In that context, a fresh escalation in the region may be a matter of months.


JCPOA and the Korean peninsula

Washington’s withdrawal from the JCPOA — described as a violation of the terms of the deal by Ernest Moniz, former US energy secretary and one of the authors of the Vienna agreements7 — will have repercussions for the nascent dialogue on the Korean nuclear issue. That withdrawal will have a cost in terms of progress towards denuclearization of the Korean peninsula.

On the one hand, there are fundamental differences between the Iranian nuclear situation and the denuclearization of the Korean peninsula. In all likelihood, Iran has never taken any political decision to build nuclear weapons. Tehran has always declared its commitment to the Nuclear Non-Proliferation Regime (NPT), even though some of the efforts by Iranian nuclear scientists constituted a violation of Iran’s commitments under the IAEA Safeguards Agreement. In contrast, the DPRK has officially announced its withdrawal from the NPT, conducted six nuclear tests, and is estimated by some specialists to possess a small nuclear arsenal that can be delivered using intermediate and shorter-range missiles. That is why finding a solution to the Korean nuclear crisis will inevitably prove far more difficult.
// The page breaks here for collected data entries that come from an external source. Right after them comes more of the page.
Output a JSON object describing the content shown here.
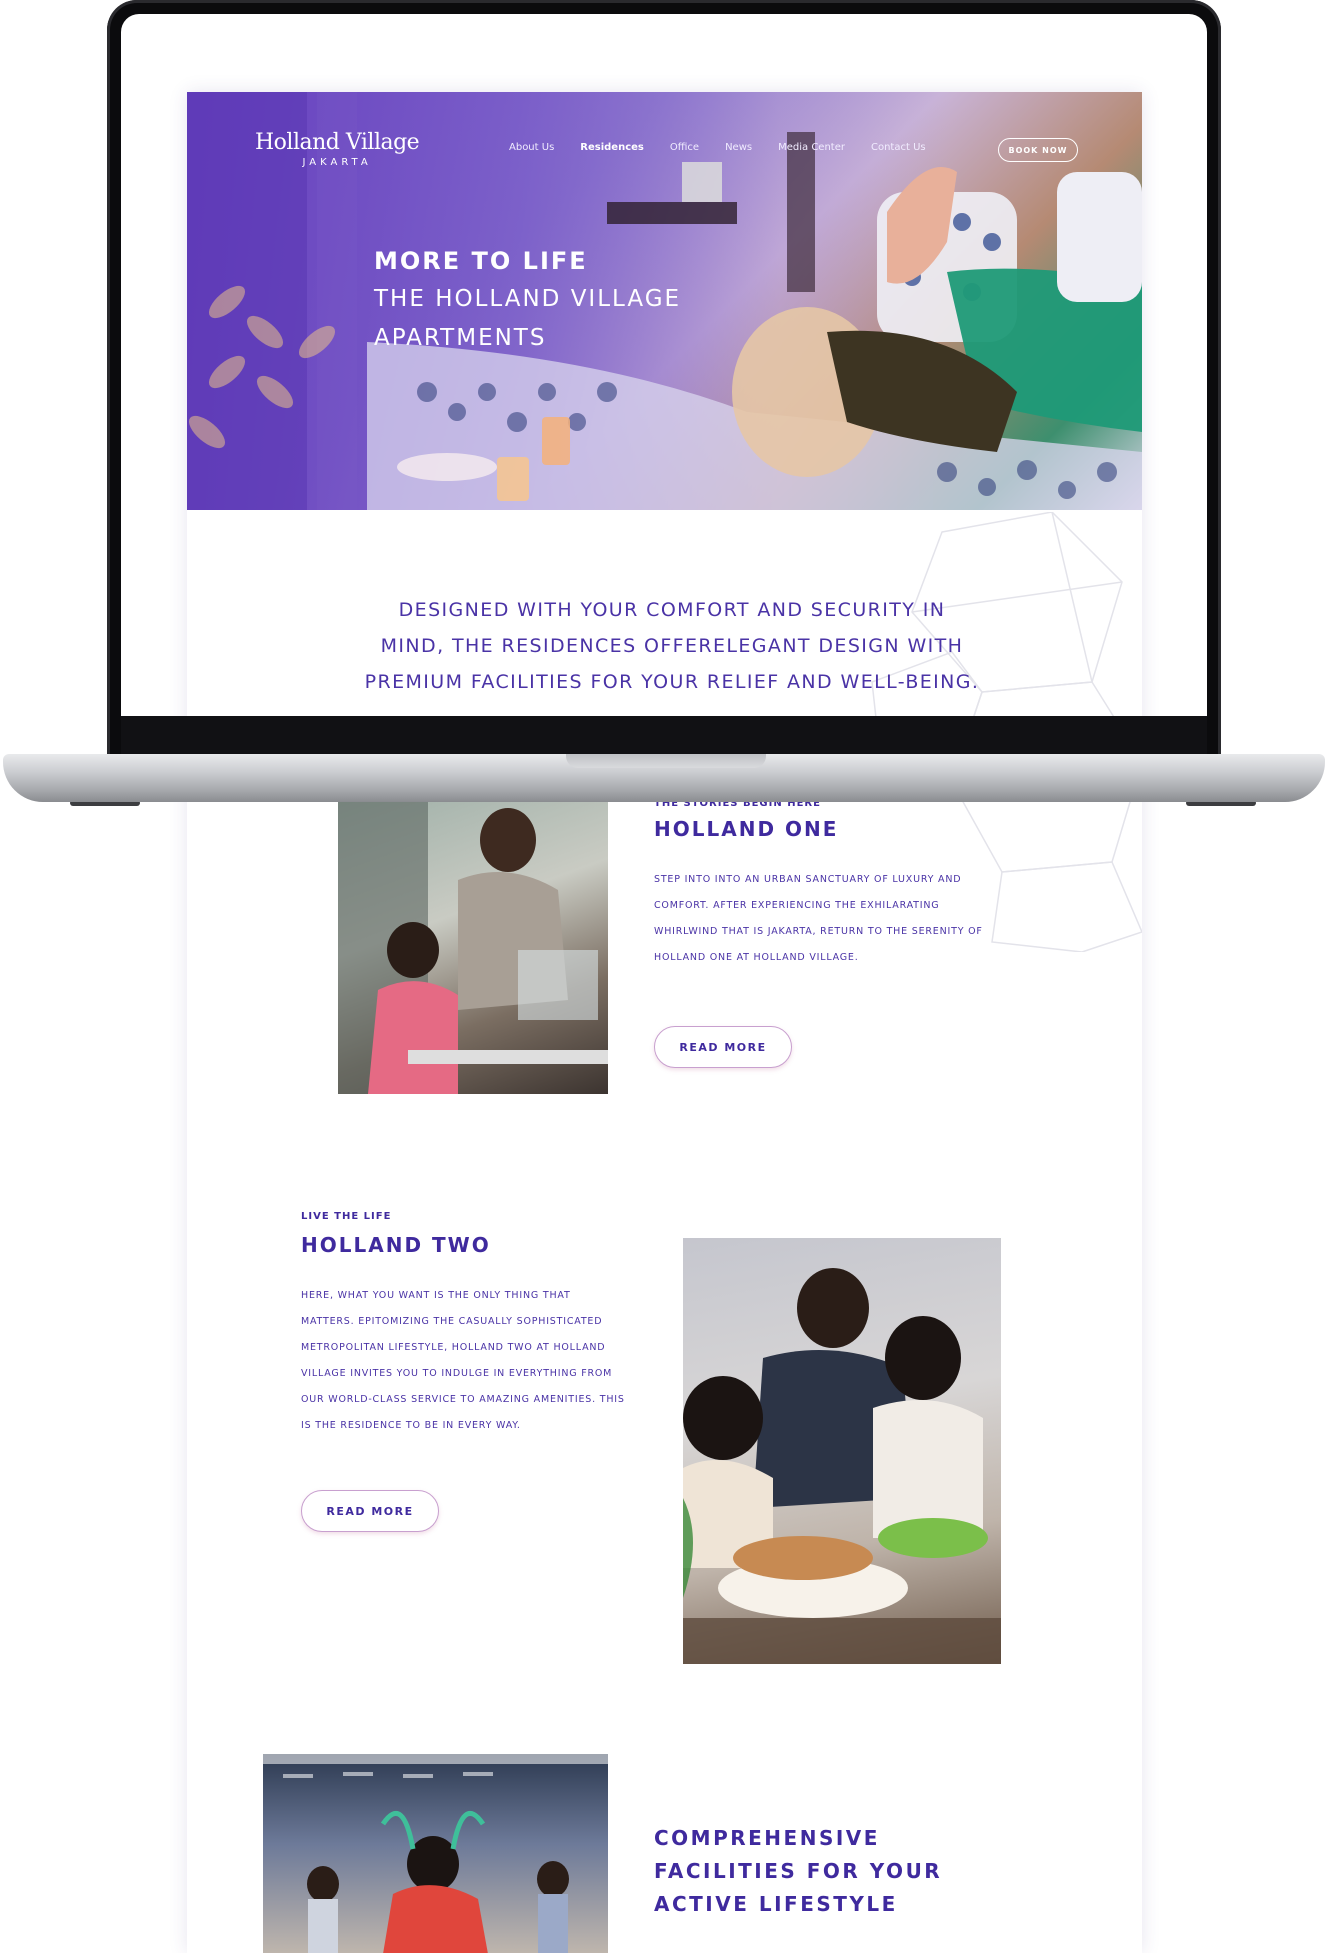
{
  "brand": {
    "name": "Holland Village",
    "sub": "JAKARTA"
  },
  "nav": {
    "items": [
      "About Us",
      "Residences",
      "Office",
      "News",
      "Media Center",
      "Contact Us"
    ],
    "active": "Residences",
    "cta": "BOOK NOW"
  },
  "hero": {
    "line1": "MORE TO LIFE",
    "line2": "THE HOLLAND VILLAGE",
    "line3": "APARTMENTS"
  },
  "intro": {
    "line1": "DESIGNED WITH YOUR COMFORT AND SECURITY IN",
    "line2": "MIND, THE RESIDENCES OFFERELEGANT DESIGN WITH",
    "line3": "PREMIUM FACILITIES FOR YOUR RELIEF AND WELL-BEING."
  },
  "holland_one": {
    "eyebrow": "THE STORIES BEGIN HERE",
    "title": "HOLLAND ONE",
    "body": [
      "STEP INTO INTO AN URBAN SANCTUARY OF LUXURY AND",
      "COMFORT. AFTER EXPERIENCING THE EXHILARATING",
      "WHIRLWIND THAT IS JAKARTA, RETURN TO THE SERENITY OF",
      "HOLLAND ONE AT HOLLAND VILLAGE."
    ],
    "button": "READ MORE"
  },
  "holland_two": {
    "eyebrow": "LIVE THE LIFE",
    "title": "HOLLAND TWO",
    "body": [
      "HERE, WHAT YOU WANT IS THE ONLY THING THAT",
      "MATTERS. EPITOMIZING THE CASUALLY SOPHISTICATED",
      "METROPOLITAN LIFESTYLE, HOLLAND TWO AT HOLLAND",
      "VILLAGE INVITES YOU TO INDULGE IN EVERYTHING FROM",
      "OUR WORLD-CLASS SERVICE TO AMAZING AMENITIES. THIS",
      "IS THE RESIDENCE TO BE IN EVERY WAY."
    ],
    "button": "READ MORE"
  },
  "facilities": {
    "line1": "COMPREHENSIVE",
    "line2": "FACILITIES FOR YOUR",
    "line3": "ACTIVE LIFESTYLE"
  },
  "colors": {
    "brand_purple": "#3f2a9e",
    "hero_purple": "#6a47c4",
    "button_border": "#c8a0cf"
  }
}
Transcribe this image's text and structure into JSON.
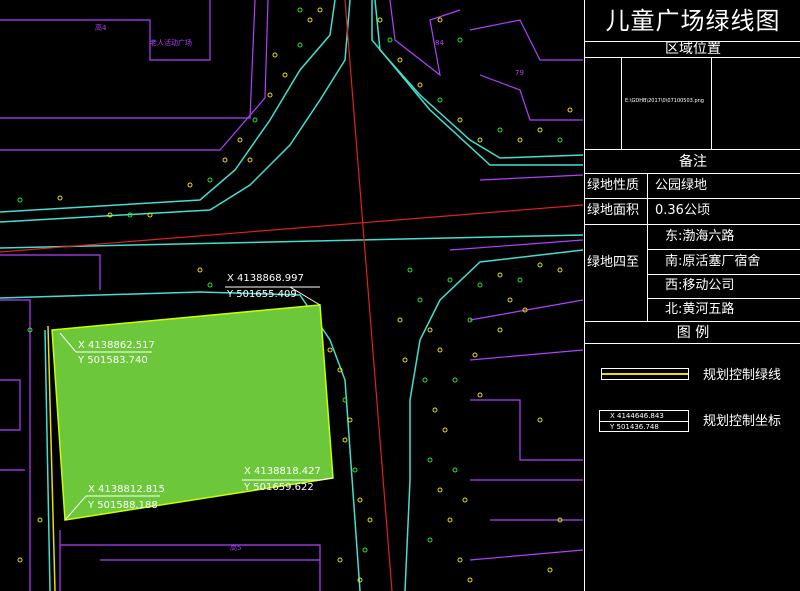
{
  "panel": {
    "title": "儿童广场绿线图",
    "location_header": "区域位置",
    "location_image_text": "E:\\GDHB\\2017\\0\\07100503.png",
    "remarks_header": "备注",
    "attributes": [
      {
        "key": "绿地性质",
        "value": "公园绿地"
      },
      {
        "key": "绿地面积",
        "value": "0.36公顷"
      }
    ],
    "boundary_key": "绿地四至",
    "boundaries": [
      "东:渤海六路",
      "南:原活塞厂宿舍",
      "西:移动公司",
      "北:黄河五路"
    ],
    "legend_header": "图    例",
    "legend": {
      "line_label": "规划控制绿线",
      "coord_label": "规划控制坐标",
      "coord_sample_x": "X 4144646.843",
      "coord_sample_y": "Y 501436.748"
    }
  },
  "map": {
    "labels": {
      "top_left_building": "高4",
      "square_name": "老人活动广场",
      "block_79": "79",
      "block_84": "84",
      "bottom_building": "高5"
    },
    "coordinates": [
      {
        "x": "X 4138868.997",
        "y": "Y 501655.409"
      },
      {
        "x": "X 4138862.517",
        "y": "Y 501583.740"
      },
      {
        "x": "X 4138818.427",
        "y": "Y 501659.622"
      },
      {
        "x": "X 4138812.815",
        "y": "Y 501588.188"
      }
    ],
    "colors": {
      "green_area": "#6cc83a",
      "road_edge": "#40e0d0",
      "building_line": "#b040ff",
      "center_line": "#e02020",
      "tree": "#e8e000",
      "tree_alt": "#30e030"
    }
  }
}
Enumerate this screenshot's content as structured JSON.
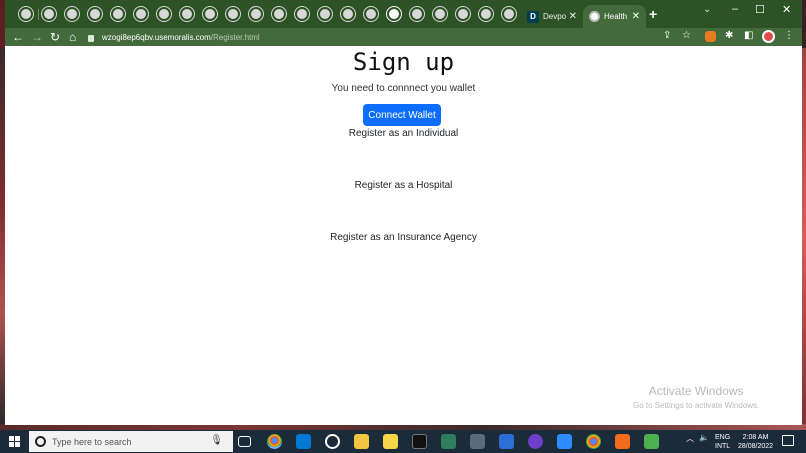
{
  "browser": {
    "tabs": [
      {
        "label": "Devpost",
        "favicon": "D",
        "active": false
      },
      {
        "label": "Health I",
        "active": true
      }
    ],
    "new_tab_label": "+",
    "url_host": "wzogi8ep6qbv.usemoralis.com",
    "url_path": "/Register.html"
  },
  "page": {
    "title": "Sign up",
    "subtitle": "You need to connnect you wallet",
    "connect_button": "Connect Wallet",
    "links": [
      "Register as an Individual",
      "Register as a Hospital",
      "Register as an Insurance Agency"
    ],
    "watermark_title": "Activate Windows",
    "watermark_sub": "Go to Settings to activate Windows."
  },
  "taskbar": {
    "search_placeholder": "Type here to search",
    "lang_line1": "ENG",
    "lang_line2": "INTL",
    "time": "2:08 AM",
    "date": "28/08/2022"
  },
  "colors": {
    "tab_strip": "#2d5225",
    "toolbar": "#426a3b",
    "button_primary": "#0d6efd",
    "taskbar": "#1c2b3a"
  }
}
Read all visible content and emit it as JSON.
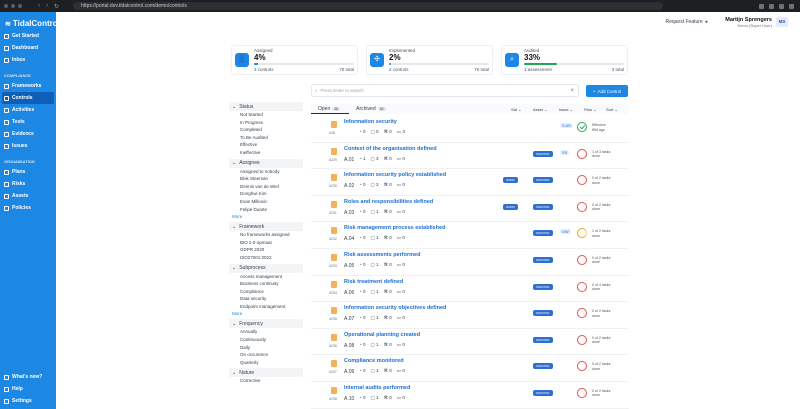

On the other hand, as far as the author of this paper is aware, Pyongyang has long kept a close eye on the JCPOA talks and the implementation of that document. The North Korean leadership has also looked at the relevance of the principles of the negotiating process that led to the signing of the JCPOA, and of some individual technical elements of the plan, for any future negotiations on the Korean situation. Clearly, the US withdrawal from the JCPOA and Washington’s decision to revise its policy on Iran now that the country has already dismantled part of its nuclear infrastructure (some of it irreversibly) will have negative repercussions for any future Korean talks by reinforcing Pyongyang’s distrust of America’s ability to abide by its own commitments in the medium and longer term, regardless of the phase of the US electoral cycle. It would be useful at this point to recall a statement made by Kim Jong-un at a meeting with senior party officials in March 2013: “We should never forget the bitter lessons learnt by some countries in the Balkans and the Middle East. After succumbing to pressure and deceit by the imperialists, they surrendered their military deterrence instruments — only to fall victim to aggression”.


Conclusion

By way of an intellectual exercise, we could also consider the impact of the US withdrawal from the JCPOA on the outlook for crisis settlement in other parts of the world, and on the broader issue of arms control and nuclear proliferation. In all these areas, sharp questions are increasingly being asked about Washington’s ability and willingness to keep its word and abide by its own commitments — but an analysis of the wider repercussions of the US move is beyond the scope of this paper.

As a brief summary, it is safe to say that the US withdrawal from the Vienna agreements has several immediate implications. First, unless the foreign companies working in Iran are provided with a credible shield against secondary US sanctions, the JCPOA may soon collapse, raising the risk of a new cycle of nuclear technology advances in Iran. Second, the US decision increases the potential for conflict in the Middle East and the risk of an escalation of various regional conflicts over the next few months. And third, it is not conducive to confidence-building as part of the nascent negotiating process with the DPRK aimed at a denuclearization of the Korean peninsula.